The World Trade Organization’s head has warned that highly-charged talks on an intellectual property waiver for Covid vaccines are “stuck” and need governments to compromise at the WTO’s main ministerial meeting next week.
Ngozi Okonjo-Iweala told reporters on Thursday: “If we take an all-or-nothing attitude, then it means potentially we all walk away with nothing.”
More progress was likely on other issues including a deal to reduce fisheries subsidies, work on using trade to combat Covid and launching a discussion on reforming the WTO itself, she said.
Last year India and South Africa made a sweeping proposal to waive IP protections including patents, copyright and trade secrets on all medical goods used to treat Covid, particularly vaccines.

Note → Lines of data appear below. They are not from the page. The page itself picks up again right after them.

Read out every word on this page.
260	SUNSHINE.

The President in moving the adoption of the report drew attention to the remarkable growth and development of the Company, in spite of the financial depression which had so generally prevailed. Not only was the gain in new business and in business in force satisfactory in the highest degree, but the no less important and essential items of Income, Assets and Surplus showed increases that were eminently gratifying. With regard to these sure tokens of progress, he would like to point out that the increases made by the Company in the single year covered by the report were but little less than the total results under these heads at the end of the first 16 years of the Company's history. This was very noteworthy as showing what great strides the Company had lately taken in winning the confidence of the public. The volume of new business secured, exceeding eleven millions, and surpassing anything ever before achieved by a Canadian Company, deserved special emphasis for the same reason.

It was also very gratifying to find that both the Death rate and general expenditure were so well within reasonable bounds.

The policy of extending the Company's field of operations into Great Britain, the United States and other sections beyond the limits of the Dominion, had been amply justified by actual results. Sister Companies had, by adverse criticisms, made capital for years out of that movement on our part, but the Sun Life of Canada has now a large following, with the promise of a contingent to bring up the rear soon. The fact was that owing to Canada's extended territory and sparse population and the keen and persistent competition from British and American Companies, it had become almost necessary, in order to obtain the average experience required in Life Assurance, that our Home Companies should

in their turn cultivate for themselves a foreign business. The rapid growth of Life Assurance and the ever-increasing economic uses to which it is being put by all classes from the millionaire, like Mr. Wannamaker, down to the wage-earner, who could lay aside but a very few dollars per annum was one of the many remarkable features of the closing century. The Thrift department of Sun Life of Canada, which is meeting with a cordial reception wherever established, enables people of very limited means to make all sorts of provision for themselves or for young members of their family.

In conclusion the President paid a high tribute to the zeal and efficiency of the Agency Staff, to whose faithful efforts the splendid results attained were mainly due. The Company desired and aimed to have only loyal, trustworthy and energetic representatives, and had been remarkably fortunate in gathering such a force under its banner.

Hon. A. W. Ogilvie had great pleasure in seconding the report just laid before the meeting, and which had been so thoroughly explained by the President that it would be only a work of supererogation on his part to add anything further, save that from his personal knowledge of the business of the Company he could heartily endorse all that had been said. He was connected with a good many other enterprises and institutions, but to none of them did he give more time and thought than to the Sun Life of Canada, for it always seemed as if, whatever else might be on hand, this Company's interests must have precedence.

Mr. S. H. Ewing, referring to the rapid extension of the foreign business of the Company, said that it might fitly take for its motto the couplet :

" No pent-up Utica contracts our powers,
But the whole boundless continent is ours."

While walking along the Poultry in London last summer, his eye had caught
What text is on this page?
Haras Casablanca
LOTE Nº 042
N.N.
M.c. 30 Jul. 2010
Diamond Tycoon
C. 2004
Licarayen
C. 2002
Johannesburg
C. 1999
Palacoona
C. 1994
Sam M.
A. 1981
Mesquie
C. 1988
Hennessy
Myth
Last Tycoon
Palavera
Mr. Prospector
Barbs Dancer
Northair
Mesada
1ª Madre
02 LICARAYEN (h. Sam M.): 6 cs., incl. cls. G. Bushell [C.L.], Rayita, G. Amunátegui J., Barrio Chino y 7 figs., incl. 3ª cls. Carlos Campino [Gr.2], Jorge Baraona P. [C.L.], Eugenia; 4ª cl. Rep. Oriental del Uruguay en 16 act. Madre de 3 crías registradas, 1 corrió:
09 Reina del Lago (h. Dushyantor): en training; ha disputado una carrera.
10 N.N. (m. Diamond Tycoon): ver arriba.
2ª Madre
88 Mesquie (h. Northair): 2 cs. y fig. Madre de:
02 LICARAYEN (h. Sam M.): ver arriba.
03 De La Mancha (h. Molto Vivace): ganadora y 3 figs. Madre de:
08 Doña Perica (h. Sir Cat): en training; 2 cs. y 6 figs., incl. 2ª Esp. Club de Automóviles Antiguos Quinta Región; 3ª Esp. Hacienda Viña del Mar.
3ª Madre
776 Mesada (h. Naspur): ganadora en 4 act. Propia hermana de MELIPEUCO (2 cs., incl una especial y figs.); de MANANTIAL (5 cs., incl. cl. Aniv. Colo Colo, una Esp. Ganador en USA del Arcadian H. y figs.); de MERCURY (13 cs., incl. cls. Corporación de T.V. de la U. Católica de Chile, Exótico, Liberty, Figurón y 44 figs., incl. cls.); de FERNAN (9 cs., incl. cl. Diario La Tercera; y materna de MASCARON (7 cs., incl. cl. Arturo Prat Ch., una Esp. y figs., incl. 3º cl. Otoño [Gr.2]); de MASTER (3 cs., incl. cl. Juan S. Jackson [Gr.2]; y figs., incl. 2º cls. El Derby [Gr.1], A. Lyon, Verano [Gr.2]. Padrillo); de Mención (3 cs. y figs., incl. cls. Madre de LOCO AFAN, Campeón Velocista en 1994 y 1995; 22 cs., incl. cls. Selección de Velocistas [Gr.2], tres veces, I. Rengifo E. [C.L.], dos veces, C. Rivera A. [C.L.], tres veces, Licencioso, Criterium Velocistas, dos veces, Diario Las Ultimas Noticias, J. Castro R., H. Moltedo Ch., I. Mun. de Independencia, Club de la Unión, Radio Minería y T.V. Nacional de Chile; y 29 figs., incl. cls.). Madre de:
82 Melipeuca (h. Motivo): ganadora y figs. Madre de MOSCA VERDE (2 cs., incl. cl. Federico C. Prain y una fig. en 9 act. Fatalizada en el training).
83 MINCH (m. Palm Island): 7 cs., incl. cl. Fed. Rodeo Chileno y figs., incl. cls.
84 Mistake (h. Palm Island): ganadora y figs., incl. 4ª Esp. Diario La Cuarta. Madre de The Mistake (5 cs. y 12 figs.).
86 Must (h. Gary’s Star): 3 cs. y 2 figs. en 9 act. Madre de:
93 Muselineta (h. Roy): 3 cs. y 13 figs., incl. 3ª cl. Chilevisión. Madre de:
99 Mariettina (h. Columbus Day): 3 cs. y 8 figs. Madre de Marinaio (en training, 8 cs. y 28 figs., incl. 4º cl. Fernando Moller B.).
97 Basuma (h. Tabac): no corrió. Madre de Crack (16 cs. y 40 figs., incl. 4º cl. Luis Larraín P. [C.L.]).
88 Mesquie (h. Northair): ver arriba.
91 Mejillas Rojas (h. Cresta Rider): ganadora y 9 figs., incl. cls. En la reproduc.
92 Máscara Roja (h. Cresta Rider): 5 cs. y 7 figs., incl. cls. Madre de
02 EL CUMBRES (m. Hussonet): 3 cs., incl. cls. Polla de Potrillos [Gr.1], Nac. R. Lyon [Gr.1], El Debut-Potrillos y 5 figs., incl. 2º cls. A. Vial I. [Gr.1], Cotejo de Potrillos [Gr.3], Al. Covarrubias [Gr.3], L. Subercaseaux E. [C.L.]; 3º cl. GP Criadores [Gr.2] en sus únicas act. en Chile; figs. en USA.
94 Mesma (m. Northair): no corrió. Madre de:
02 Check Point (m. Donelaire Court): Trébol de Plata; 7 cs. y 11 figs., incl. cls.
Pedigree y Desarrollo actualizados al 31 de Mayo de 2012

Rich-country governments including the EU, UK and Switzerland have opposed such a broad move, while the US has supported a waiver in principle without giving any details of what deal it might accept.
The EU last week made a fresh suggestion to make it easier for governments to override vaccine patents, but trade officials agree it is highly unlikely to bridge the huge gap with the Indian and South African position.
“We’ve been stuck on the formal track,” Okonjo-Iweala said. “We’ve tried many things informally to get negotiations going. At one point that seemed to be going pretty well. But again, that got stuck.”
Okonjo-Iweala recently visited India to discuss Delhi’s concerns over several WTO issues including fisheries, which will also be discussed next week. India is demanding broad exemptions from restrictions on fishing subsidies.
She said that while the talks with Narendra Modi, India’s prime minister, had been useful, she could not claim to have made a breakthrough.
Officials from the WTO’s 164 member governments meet in Geneva next week for the regular ministerial meeting, which is usually held every two years. The meeting has already been postponed from last year and its location shifted from Kazakhstan to Switzerland because of the Covid pandemic.
Although ministers will be able to attend in person, the size of delegations has been limited to minimise the chance of a Covid outbreak, limiting the possibility for the usual intense negotiations that have produced agreements in the past.
Okonjo-Iweala, a former Nigerian finance minister and World Bank number two, became WTO director-general in March. She has impressed ambassadors and ministers with her energetic advocacy, including for more co-ordination on vaccine production and distribution.
On Thursday she said that her initiative of convening meetings of pharmaceutical companies, health experts, governments and activists had helped the global response to Covid. “The WTO’s work is not just defined by the IP waiver,” she said. ‘If you get the waiver but you don’t have manufacturing capacity, you can’t use it. If you have manufacturing capacity but no technology transfer, you can’t use it.”
The Biden administration, although it has sounded more positive about the WTO than Donald Trump’s officials, has continued to hamstring the institution’s dispute settlement process by refusing to name new appointees to its appellate body. That and other WTO reform issues will be pushed off to the next ministerial after the upcoming meeting.